А Николай Николаевич остался.
Кошубе казалось, что он совершил подлость, оставив самоотверженного врача на верную гибель. И даже большой успех операции не радовал Кошубу. Басмачам пришлось туго. Уверенные в том, что сам легендарный комбриг попал в их лапы, они кинулись, очертя голову, в расставленную им ловушку и спустя несколько дней были истреблены почти поголовно. К сожалению, в шайке на этот раз не было самого Кудрат–бия. Он уехал на богомолье.
IX
Когда отряд Санджара выехал на большую дорогу, навстречу стали попадаться толпы разряженных людей.
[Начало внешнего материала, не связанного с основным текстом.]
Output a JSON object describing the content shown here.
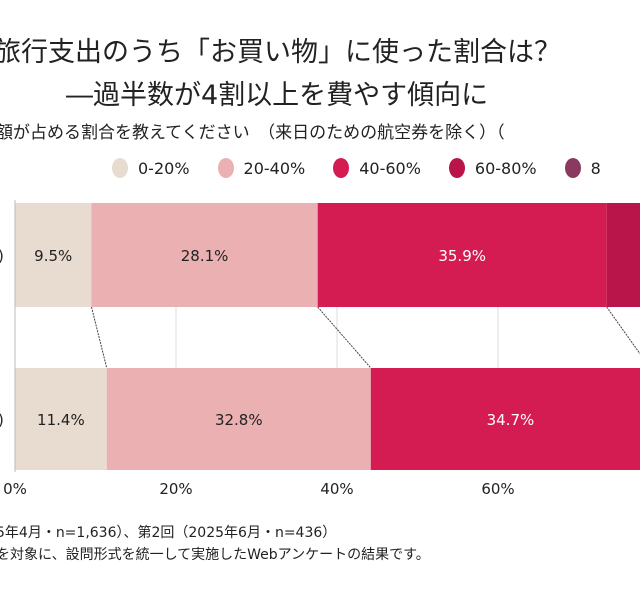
{
  "title_line1": "旅行支出のうち「お買い物」に使った割合は？",
  "title_line2": "―過半数が4割以上を費やす傾向に",
  "subtitle": "額が占める割合を教えてください　（来日のための航空券を除く）（",
  "notes": [
    "5年4月・n=1,636）、第2回（2025年6月・n=436）",
    "を対象に、設問形式を統一して実施したWebアンケートの結果です。"
  ],
  "chart_data": {
    "type": "bar",
    "orientation": "horizontal-stacked",
    "categories": [
      ")",
      ")"
    ],
    "legend": [
      {
        "label": "0-20%",
        "color": "#e8dbcf"
      },
      {
        "label": "20-40%",
        "color": "#ebb0b1"
      },
      {
        "label": "40-60%",
        "color": "#d41c53"
      },
      {
        "label": "60-80%",
        "color": "#b9154a"
      },
      {
        "label": "8",
        "color": "#8a3a5e"
      }
    ],
    "series": [
      {
        "name": "0-20%",
        "values": [
          9.5,
          11.4
        ],
        "labels": [
          "9.5%",
          "11.4%"
        ]
      },
      {
        "name": "20-40%",
        "values": [
          28.1,
          32.8
        ],
        "labels": [
          "28.1%",
          "32.8%"
        ]
      },
      {
        "name": "40-60%",
        "values": [
          35.9,
          34.7
        ],
        "labels": [
          "35.9%",
          "34.7%"
        ]
      },
      {
        "name": "60-80%",
        "values": [
          null,
          null
        ],
        "labels": [
          "",
          ""
        ]
      }
    ],
    "xticks": [
      "0%",
      "20%",
      "40%",
      "60%"
    ],
    "xtick_values": [
      0,
      20,
      40,
      60
    ],
    "xlim": [
      0,
      100
    ],
    "grid": true
  }
}
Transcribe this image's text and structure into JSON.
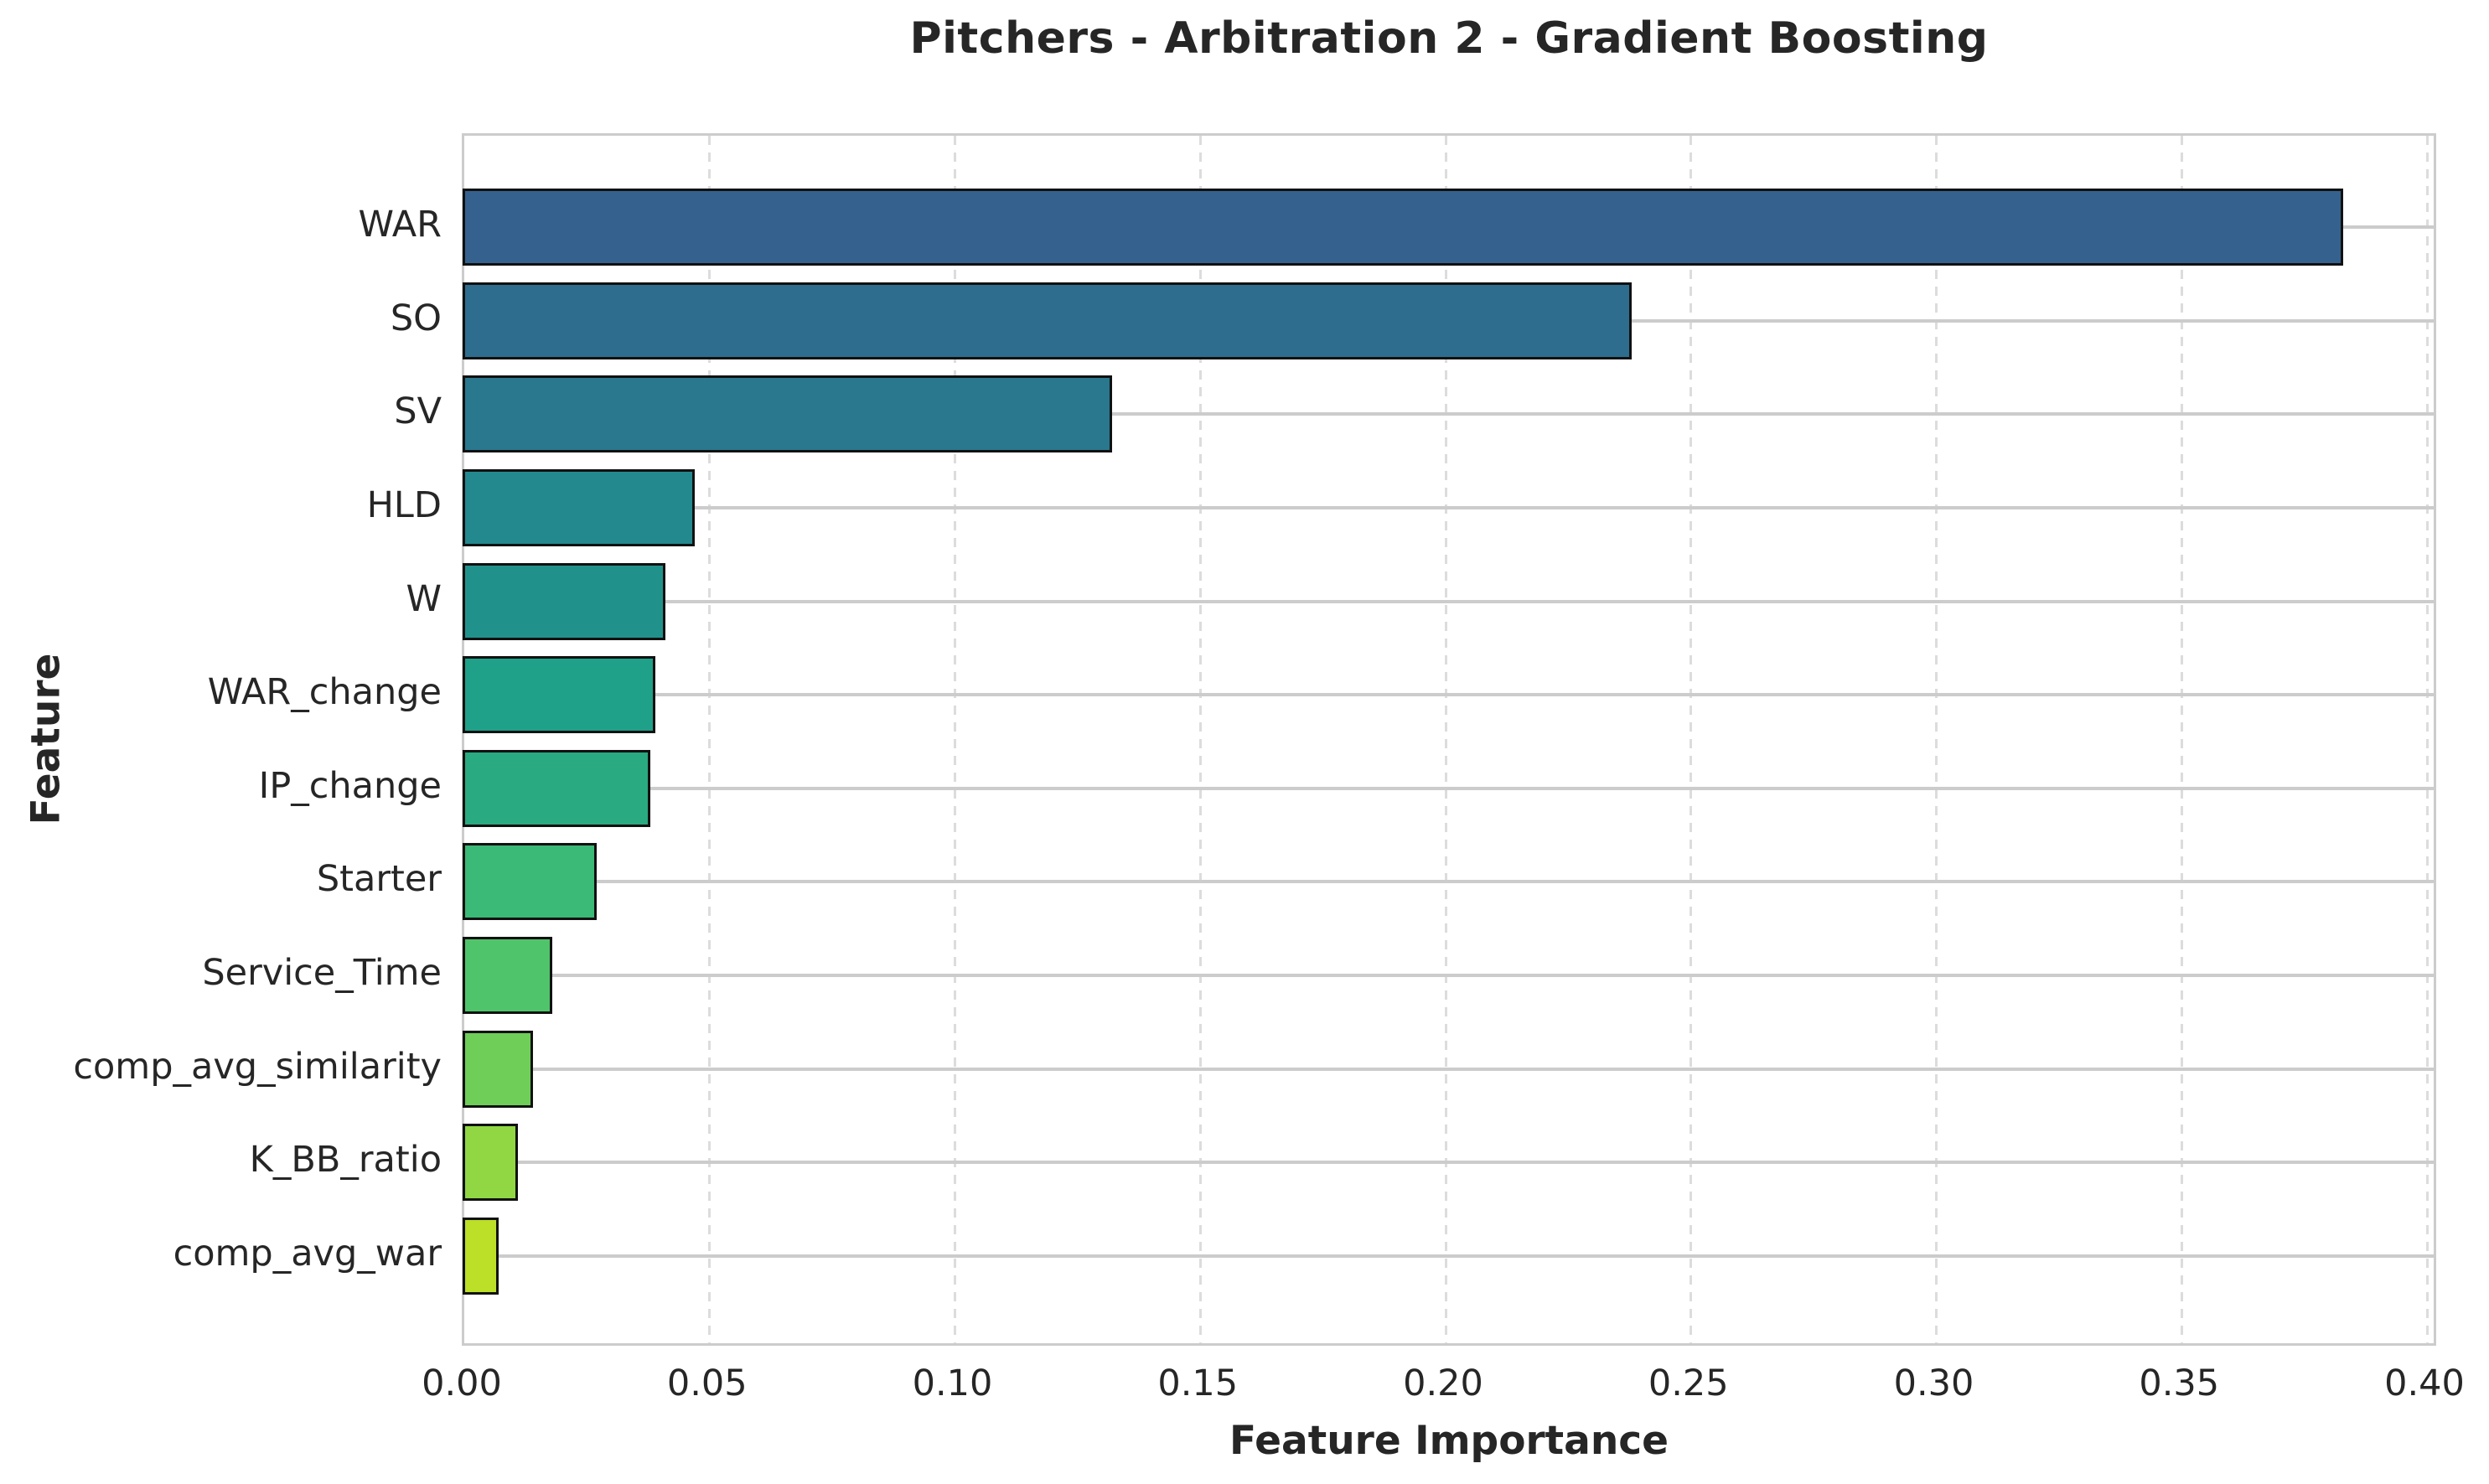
{
  "chart_data": {
    "type": "bar",
    "orientation": "horizontal",
    "title": "Pitchers - Arbitration 2 - Gradient Boosting",
    "xlabel": "Feature Importance",
    "ylabel": "Feature",
    "xlim": [
      0.0,
      0.4
    ],
    "xticks": [
      {
        "value": 0.0,
        "label": "0.00"
      },
      {
        "value": 0.05,
        "label": "0.05"
      },
      {
        "value": 0.1,
        "label": "0.10"
      },
      {
        "value": 0.15,
        "label": "0.15"
      },
      {
        "value": 0.2,
        "label": "0.20"
      },
      {
        "value": 0.25,
        "label": "0.25"
      },
      {
        "value": 0.3,
        "label": "0.30"
      },
      {
        "value": 0.35,
        "label": "0.35"
      },
      {
        "value": 0.4,
        "label": "0.40"
      }
    ],
    "grid": {
      "vertical": "dashed",
      "horizontal": "solid",
      "legend": "none"
    },
    "categories": [
      "WAR",
      "SO",
      "SV",
      "HLD",
      "W",
      "WAR_change",
      "IP_change",
      "Starter",
      "Service_Time",
      "comp_avg_similarity",
      "K_BB_ratio",
      "comp_avg_war"
    ],
    "values": [
      0.383,
      0.238,
      0.132,
      0.047,
      0.041,
      0.039,
      0.038,
      0.027,
      0.018,
      0.014,
      0.011,
      0.007
    ],
    "bar_colors": [
      "#35618f",
      "#2e6d8e",
      "#2a788e",
      "#23898e",
      "#21928b",
      "#1fa088",
      "#29aa80",
      "#3bb976",
      "#50c46a",
      "#6ece58",
      "#90d743",
      "#bcdf27"
    ],
    "bar_edge_color": "#111111",
    "text_color": "#262626",
    "grid_color": "#cccccc",
    "spine_color": "#cccccc",
    "background_color": "#ffffff"
  }
}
Полосатые, ярко красные, зеленые, голубые халаты, пестрые поясные платки, белые, пунцовые, синие с блестками чалмы, — у одних маленькие, у других огромные, с добрую папаху, — все, что одевалось только в дни особых праздников, было извлечено из обитых цветной медью сундуков.
С удивлением Санджар и его воины смотрели на оживление, царившее на подступах к городу Каратагу. За годы жестокой басмаческой войны глаз отвык от нежных красок шелков и бархата. Суровые дни одевали людей в темные тона; дехкане, боясь грабителей, скрывали свои достатки.
Пыля, скакали от толпы к толпе расторопные гонцы. Бежали люди с кетменями, равняли дорогу, поливали водой…
Бойцы Санджара сидели на изнуренных горными тропами и злыми перевалами конях.
Сегодня утром у селения Казакбаши произошла короткая, но жестокая стычка с бандой помощника Кудрат–бия — Садыка безглазого.
Посеревшие от пыли лица бойцов были безразличны, тяжелые веки смыкались от усталости.
Старый Мадали, раненый у Казакбаши, стонал, покачиваясь в седле, и пытался сорвать заскорузлую, почерневшую повязку со лба. Поддерживая с двух сторон, везли верхом испытанного воина Салиха–Наби, бойца из кермининского коммунистического отряда. Удар сабли рассек ему плечо. Раненый бредил прохладными садами своей родины, сочными сахарными дынями и голубизной далеких гор. Временами отрывистые фразы вырывались из его груди, мешаясь с тяжелым хрипом:
— Воды… воды… Прозрачная, ледяная… Дай мне своими белыми ручками пиалу… Браслеты, серебряные браслеты… напои меня своими губами…
Два молодых конника, поддерживавшие раненого, отворачивались, пряча слезы, оставлявшие грязные дорожки на загорелых щеках.
У других бойцов головы были повязаны окровавленными тряпками. Вели на поводу коней без всадников. Жаркую схватку пришлось выдержать отряду Санджара. Головорезы Садыка безглазого дорого продали жизнь.
Медленно шевеля ссохшимися, обветренными губами, Санджар спросил спешившего куда–то встречного человека.
Что за праздник сегодня?
Сумрачное лицо дехканина противоречило его праздничному наряду. Он с недоверием оглядел Санджара, его кожаную порыжевшую куртку, перекрещивающиеся на груди пулеметные ленты с патронами.
— Неужели не знаешь, зачем нас пригнали сюда? Великий назир едет. Великий назир.
Санджар переспросил.
— Великий назир? Какой назир?
— Едет, едет. Приказал надеть шелк и бархат. Ха, шелк и бархат!
Он отвернулся и зашагал прочь.
У селения толпы дехкан стали гуще. Народ стоял вдоль дороги, многие сидели на обочинах. Лица у всех были усталые, злые. Но санджаровский отряд встречали приветствиями, добрыми пожеланиями. Мальчишки бежали вприпрыжку, восхищаясь винтовками, серебряными ножнами сабель, боевыми конями.